Rough quotes from listening to Happiness: A Guide to Developing Life's Most Important Skill by Matthieu Ricard
"We all have eyes to see, but if we close them and say that the world is in darkness, how can we say that we are living out the true reality of life? If we open our eyes we see the sun is shining brilliantly. In the same way, when we live open-eyed and awake to life, we discover that we are living in the rigorous light of life. All the ideas of our small self are clouds that make the light of the universal self foggy and dull. Doing zazen, we let go of these ideas and open our eyes to the clarity of the vital life of universal self."
Chapter 5 - Zazen and the True Self: Section - The Activity of the Reality of Life, page 83 Opening the Hand of Thought by Zosho Uchiyama
The following are a few quotes from Chapter 6 - The World of Self Unfolds: Section - Interdependence and the Middle Way, page 97 Opening the Hand of Thought by Zosho Uchiyama. This section has helped me understand Happiness: A Guide to Developing Life's Most Important Skill by Matthieu Ricard. I have listen to it many times. Reading this section that explains the same thing in a different way has really helped my understanding of no self.

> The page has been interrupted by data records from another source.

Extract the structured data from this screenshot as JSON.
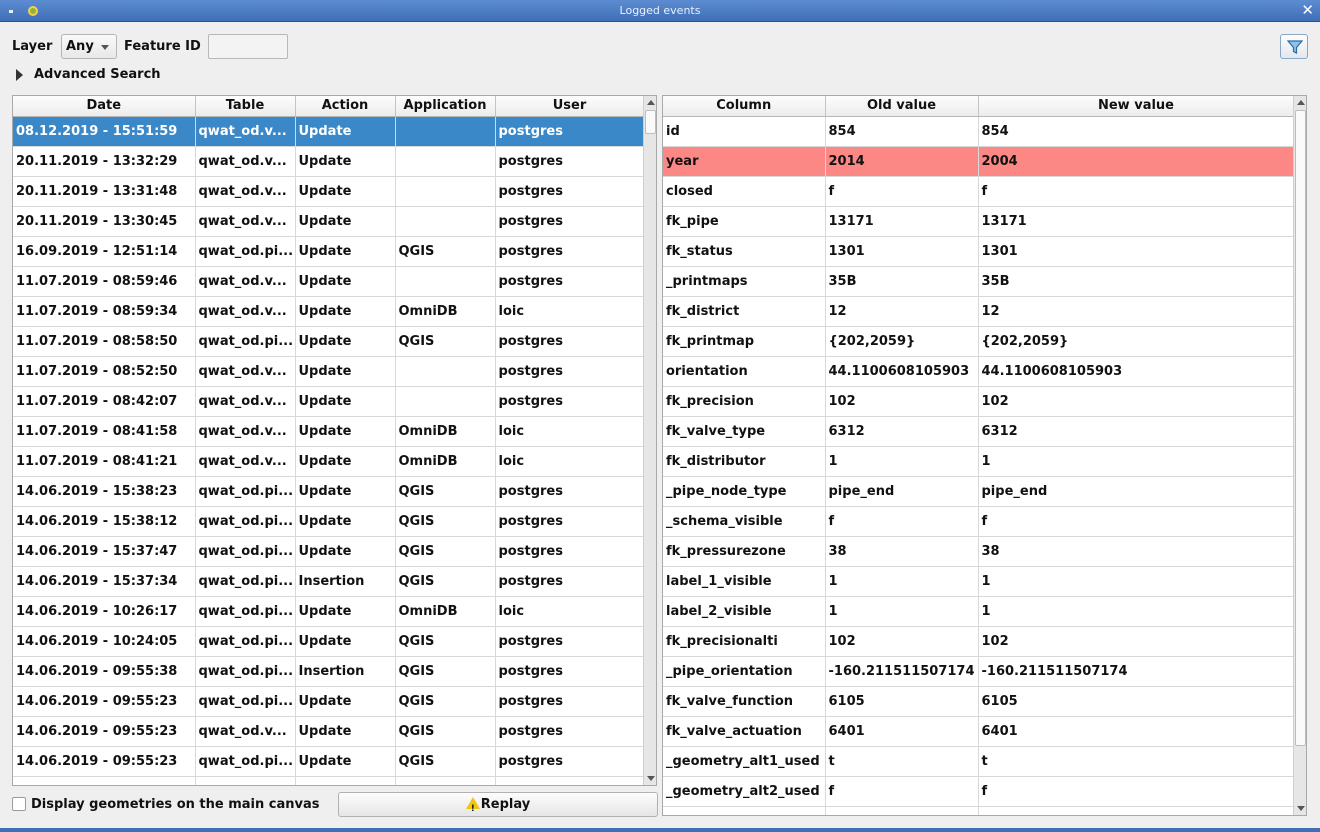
{
  "window": {
    "title": "Logged events",
    "close_glyph": "✕"
  },
  "toolbar": {
    "layer_label": "Layer",
    "layer_value": "Any",
    "feature_id_label": "Feature ID",
    "feature_id_value": "",
    "advanced_search_label": "Advanced Search",
    "filter_icon": "filter-icon"
  },
  "events_table": {
    "columns": [
      "Date",
      "Table",
      "Action",
      "Application",
      "User"
    ],
    "rows": [
      [
        "08.12.2019 - 15:51:59",
        "qwat_od.v...",
        "Update",
        "",
        "postgres"
      ],
      [
        "20.11.2019 - 13:32:29",
        "qwat_od.v...",
        "Update",
        "",
        "postgres"
      ],
      [
        "20.11.2019 - 13:31:48",
        "qwat_od.v...",
        "Update",
        "",
        "postgres"
      ],
      [
        "20.11.2019 - 13:30:45",
        "qwat_od.v...",
        "Update",
        "",
        "postgres"
      ],
      [
        "16.09.2019 - 12:51:14",
        "qwat_od.pi...",
        "Update",
        "QGIS",
        "postgres"
      ],
      [
        "11.07.2019 - 08:59:46",
        "qwat_od.v...",
        "Update",
        "",
        "postgres"
      ],
      [
        "11.07.2019 - 08:59:34",
        "qwat_od.v...",
        "Update",
        "OmniDB",
        "loic"
      ],
      [
        "11.07.2019 - 08:58:50",
        "qwat_od.pi...",
        "Update",
        "QGIS",
        "postgres"
      ],
      [
        "11.07.2019 - 08:52:50",
        "qwat_od.v...",
        "Update",
        "",
        "postgres"
      ],
      [
        "11.07.2019 - 08:42:07",
        "qwat_od.v...",
        "Update",
        "",
        "postgres"
      ],
      [
        "11.07.2019 - 08:41:58",
        "qwat_od.v...",
        "Update",
        "OmniDB",
        "loic"
      ],
      [
        "11.07.2019 - 08:41:21",
        "qwat_od.v...",
        "Update",
        "OmniDB",
        "loic"
      ],
      [
        "14.06.2019 - 15:38:23",
        "qwat_od.pi...",
        "Update",
        "QGIS",
        "postgres"
      ],
      [
        "14.06.2019 - 15:38:12",
        "qwat_od.pi...",
        "Update",
        "QGIS",
        "postgres"
      ],
      [
        "14.06.2019 - 15:37:47",
        "qwat_od.pi...",
        "Update",
        "QGIS",
        "postgres"
      ],
      [
        "14.06.2019 - 15:37:34",
        "qwat_od.pi...",
        "Insertion",
        "QGIS",
        "postgres"
      ],
      [
        "14.06.2019 - 10:26:17",
        "qwat_od.pi...",
        "Update",
        "OmniDB",
        "loic"
      ],
      [
        "14.06.2019 - 10:24:05",
        "qwat_od.pi...",
        "Update",
        "QGIS",
        "postgres"
      ],
      [
        "14.06.2019 - 09:55:38",
        "qwat_od.pi...",
        "Insertion",
        "QGIS",
        "postgres"
      ],
      [
        "14.06.2019 - 09:55:23",
        "qwat_od.pi...",
        "Update",
        "QGIS",
        "postgres"
      ],
      [
        "14.06.2019 - 09:55:23",
        "qwat_od.v...",
        "Update",
        "QGIS",
        "postgres"
      ],
      [
        "14.06.2019 - 09:55:23",
        "qwat_od.pi...",
        "Update",
        "QGIS",
        "postgres"
      ],
      [
        "",
        "",
        "",
        "",
        ""
      ]
    ],
    "selected_index": 0
  },
  "diff_table": {
    "columns": [
      "Column",
      "Old value",
      "New value"
    ],
    "rows": [
      [
        "id",
        "854",
        "854"
      ],
      [
        "year",
        "2014",
        "2004"
      ],
      [
        "closed",
        "f",
        "f"
      ],
      [
        "fk_pipe",
        "13171",
        "13171"
      ],
      [
        "fk_status",
        "1301",
        "1301"
      ],
      [
        "_printmaps",
        "35B",
        "35B"
      ],
      [
        "fk_district",
        "12",
        "12"
      ],
      [
        "fk_printmap",
        "{202,2059}",
        "{202,2059}"
      ],
      [
        "orientation",
        "44.1100608105903",
        "44.1100608105903"
      ],
      [
        "fk_precision",
        "102",
        "102"
      ],
      [
        "fk_valve_type",
        "6312",
        "6312"
      ],
      [
        "fk_distributor",
        "1",
        "1"
      ],
      [
        "_pipe_node_type",
        "pipe_end",
        "pipe_end"
      ],
      [
        "_schema_visible",
        "f",
        "f"
      ],
      [
        "fk_pressurezone",
        "38",
        "38"
      ],
      [
        "label_1_visible",
        "1",
        "1"
      ],
      [
        "label_2_visible",
        "1",
        "1"
      ],
      [
        "fk_precisionalti",
        "102",
        "102"
      ],
      [
        "_pipe_orientation",
        "-160.211511507174",
        "-160.211511507174"
      ],
      [
        "fk_valve_function",
        "6105",
        "6105"
      ],
      [
        "fk_valve_actuation",
        "6401",
        "6401"
      ],
      [
        "_geometry_alt1_used",
        "t",
        "t"
      ],
      [
        "_geometry_alt2_used",
        "f",
        "f"
      ],
      [
        "",
        "",
        ""
      ]
    ],
    "changed_index": 1,
    "changed_color": "#fc8886"
  },
  "footer": {
    "display_geometries_label": "Display geometries on the main canvas",
    "display_geometries_checked": false,
    "replay_label": "Replay",
    "replay_icon": "warning-icon"
  },
  "colors": {
    "selection": "#3b88c8",
    "titlebar": "#3f6fb7"
  }
}
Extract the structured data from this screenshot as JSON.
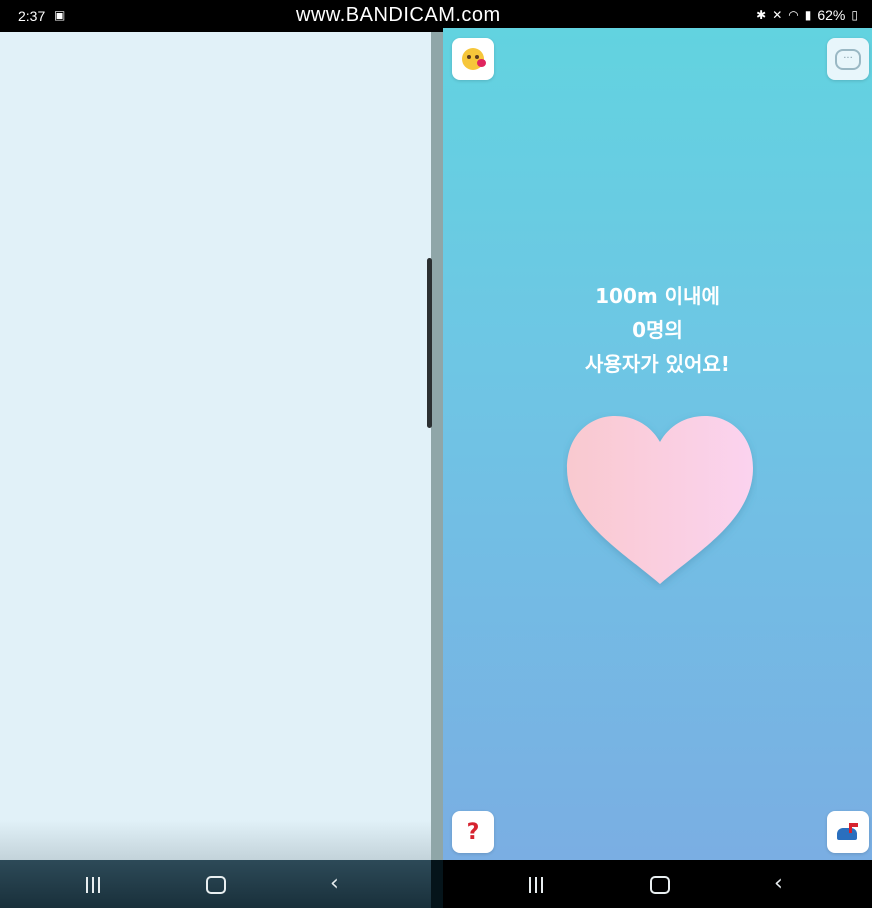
{
  "status_bar": {
    "time": "2:37",
    "watermark": "www.BANDICAM.com",
    "battery": "62%"
  },
  "right_app": {
    "count_lines": [
      "100m 이내에",
      "0명의",
      "사용자가 있어요!"
    ],
    "heart_gradient": [
      "#f9c9cf",
      "#fbd3ef"
    ]
  },
  "nav": {
    "recents_icon": "recents-icon",
    "home_icon": "home-icon",
    "back_icon": "back-icon"
  }
}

To look more deeply into the Buddhist notion of life, we have to take up the teachings of interdependence and the Middle Way. Buddhist teachings explain self as life, and they explain the vivid world self lives in as interdependence, or the Middle Way.
The view that all things exist is one extreme; the view that nothing exists is the other extreme. Being apart from these two extremes, the Tathagata teaches the dharma of the Middle Way: because this exists, that exists; because this arises, that arises. ... Accordingly, what is being said here is that there are no independent substantial entities-that is, no things exist by themselves.
Usually we think of our "self" as an individual independent substance, an enduring existence. ... Not only the appearance of the body, but the inside as well, is gradually being regenerated and transformed; so what does not appear in photographs is also undergoing change. Moreover, the content of my thoughts, which I refer to as I, has also been radically changing, from infancy to childhood, adolescent, maturity, and now in old age. Not just that - even this present I is an unceasing stream of consciousness. Yet, taking momentarily at a given time, we grasp the stream of consciousness as a fixed thing and call it I.
We are as selves quite like the flame of a candle. As wax melts near a lit wick and burns it emits light near the tip of the candle that appears as a more-or-less fixed shape. It is the seemingly unchanging shape that we refer to as flame. What we call I is similar to the flame. Although both body and mind are an unceasing flow, since they preserve what seems to be a constant form we refer to them as I. Actually there is no I existing as some substantial thing; there is only the ceaseless flow. This is true not only of me, it is true of all things. In Buddhism, this truth is expressed as shogyō mujō, the first undeniable reality, that all things are flowing and changing, and shogyō muja, the third undeniable reality, that all things are insubstantial.
Impermanence is ungraspable, but this never implies non-existence. We live within the flow of impermanence, maintaining a temporary form similar to an eddy in the flow of a river. Though the water is always flowing, the eddy, like the flame of the candle, arises out of various conditions as a form that seems to be fixed. That there is this seemingly fixed form that is based on various conditions is interdependence.